Publisher Note

The second U.S.-North Korean summit talks ended in Hanoi, Vietnam, on Feb. 28 without any agreement on the denuclearization of North Korea.

Since the collapse of the second U.S.-North Korean summit talks in Hanoi, Vietnam, uncertainties have been growing on the Korean peninsula.

Both South and North Korea are embarrassed by the collapse of the Hanoi Summit where the United States wanted to make a package deal and North Korea stuck to a staged approach. Because South and North Korea were expecting an agreement at the minimum level, neither expected the breakdown of the negotiations.

As U.S. President Donald Trump ordered the withdrawal of additional sanctions against North Korea after the summit, the United States and North Korea avoided a head-on collision. However, there has been still no change in the difference among positions of Washington and Pyongyang, putting Seoul, which is in between them, at a loss.

While Washington is urging Seoul to persuade Pyongyang to denuclearize, the communist regime is pressing Seoul to persuade Washington to ease its hard-line stance towards itself. If South Korean President Moon Jae-in takes a hard-line stance toward North Korea as urged by the United States, North Korea may leave the table for denuclearization negotiations as shown in its recent withdrawal from South-North Korea Liaison Office in Gaeseong in North Korea. On the other hand, if President Moon tries to persuade the United States according to the pressure from North Korea, it may undermine the South Korea-U.S. alliance, far from softening Washington’s hard-line position. President Moon is caught in a real dilemma. In particular, there is not a little discord between South Korea and the United States over the issue of the complete denuclearization of North Korea.
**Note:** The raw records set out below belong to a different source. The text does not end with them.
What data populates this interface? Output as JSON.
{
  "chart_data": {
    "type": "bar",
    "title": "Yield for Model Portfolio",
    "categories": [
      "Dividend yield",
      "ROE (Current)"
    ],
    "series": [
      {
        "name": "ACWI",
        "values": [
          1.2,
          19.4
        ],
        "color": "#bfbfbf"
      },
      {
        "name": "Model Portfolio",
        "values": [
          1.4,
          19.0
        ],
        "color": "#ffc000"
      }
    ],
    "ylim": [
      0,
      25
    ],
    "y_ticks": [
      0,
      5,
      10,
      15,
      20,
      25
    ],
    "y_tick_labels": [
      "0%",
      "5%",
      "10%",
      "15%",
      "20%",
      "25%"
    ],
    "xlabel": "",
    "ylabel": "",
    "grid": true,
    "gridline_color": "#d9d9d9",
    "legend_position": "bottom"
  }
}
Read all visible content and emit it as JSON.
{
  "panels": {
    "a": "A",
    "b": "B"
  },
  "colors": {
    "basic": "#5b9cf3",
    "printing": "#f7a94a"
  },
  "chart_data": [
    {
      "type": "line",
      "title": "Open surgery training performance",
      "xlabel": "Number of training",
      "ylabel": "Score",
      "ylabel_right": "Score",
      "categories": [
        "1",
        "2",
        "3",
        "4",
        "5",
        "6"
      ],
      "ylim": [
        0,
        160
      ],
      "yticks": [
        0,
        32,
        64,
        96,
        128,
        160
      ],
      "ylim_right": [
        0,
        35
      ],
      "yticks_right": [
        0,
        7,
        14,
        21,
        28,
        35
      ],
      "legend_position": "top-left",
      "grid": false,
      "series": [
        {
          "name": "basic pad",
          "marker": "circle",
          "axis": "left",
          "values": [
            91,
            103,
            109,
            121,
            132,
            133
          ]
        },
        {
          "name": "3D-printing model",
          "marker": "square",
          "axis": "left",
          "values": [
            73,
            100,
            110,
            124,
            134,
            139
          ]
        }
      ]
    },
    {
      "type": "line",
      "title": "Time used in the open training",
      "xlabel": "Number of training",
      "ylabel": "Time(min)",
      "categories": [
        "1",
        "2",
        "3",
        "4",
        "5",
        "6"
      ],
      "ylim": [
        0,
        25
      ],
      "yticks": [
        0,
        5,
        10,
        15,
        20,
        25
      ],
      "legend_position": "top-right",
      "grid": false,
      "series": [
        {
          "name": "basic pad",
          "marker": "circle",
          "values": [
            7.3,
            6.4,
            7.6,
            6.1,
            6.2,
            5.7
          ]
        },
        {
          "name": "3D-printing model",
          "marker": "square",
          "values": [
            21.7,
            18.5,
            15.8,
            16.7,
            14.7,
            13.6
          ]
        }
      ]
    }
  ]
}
Accordingly, what is needed most is that two Koreas and the United States should agree on a basic concept of denuclearization. The United States has demanded a complete denuclearization of North Korea, but North Korea has targeted the withdrawal of strategic military assets which can bomb the Korean peninsula with nukes from Guam and Hawaii and the withdrawal of the U.S. Forces capable of launching a nuclear attack from South Korea.

So far as the denuclearization of North Korea is concerned, now North Korea has no way out of John Bolton downplaying North Korea’s tiered approach as a tactic, and a shutdown of nuclear facilities at Yongbyon in North Korea alone would disable North Korea from clearing hurdles of the U.S. administration and Congress.

In fact, since Moon Jae-in came to power, the question of whether or not South Korea should be regarded as a U.S. ally has been raised in the United States. To be honest, the Moon Jae-in regime seems to have fallen out of favor with the Trump administration. Although “Moon Jae-in Passing” is turning into “South Korea Passing,” only the Moon Jae-in administration seems not to know it. This is well proved by the fact that the United States and Japan exchanged information on the progress in the denuclearization negotiations before and after the second U.S.-North Korean summit more actively than South Korea and the United States did. This may mean that Seoul has become a partner that cannot be trusted in information exchanges with Washington.

Those in the know are concerned over a rift in the South Korea-U.S. alliance and even the United States worries about the Moon Jae-in government’s recognition of the South Korea-U.S. alliance, but the Moon Jae-in regime is misleading the Korean people, saying that there is no problem in the South Korea-U.S. alliance amid North Korea’s fueling the breakdown of the South Korea-U.S. alliance.

The longer distance the Moon Jae-in administration keeps from the United States, the more distant the denuclearization of North Korea will become and ultimately the bigger the possibility of a military conflict on the Korean peninsula will become. As South Korea and the United States have become more divided on their relationships with China and North Korea, the relationship between Seoul and Washington is getting worse. There is a growing concern among Koreans over the final destination of the development of this situation.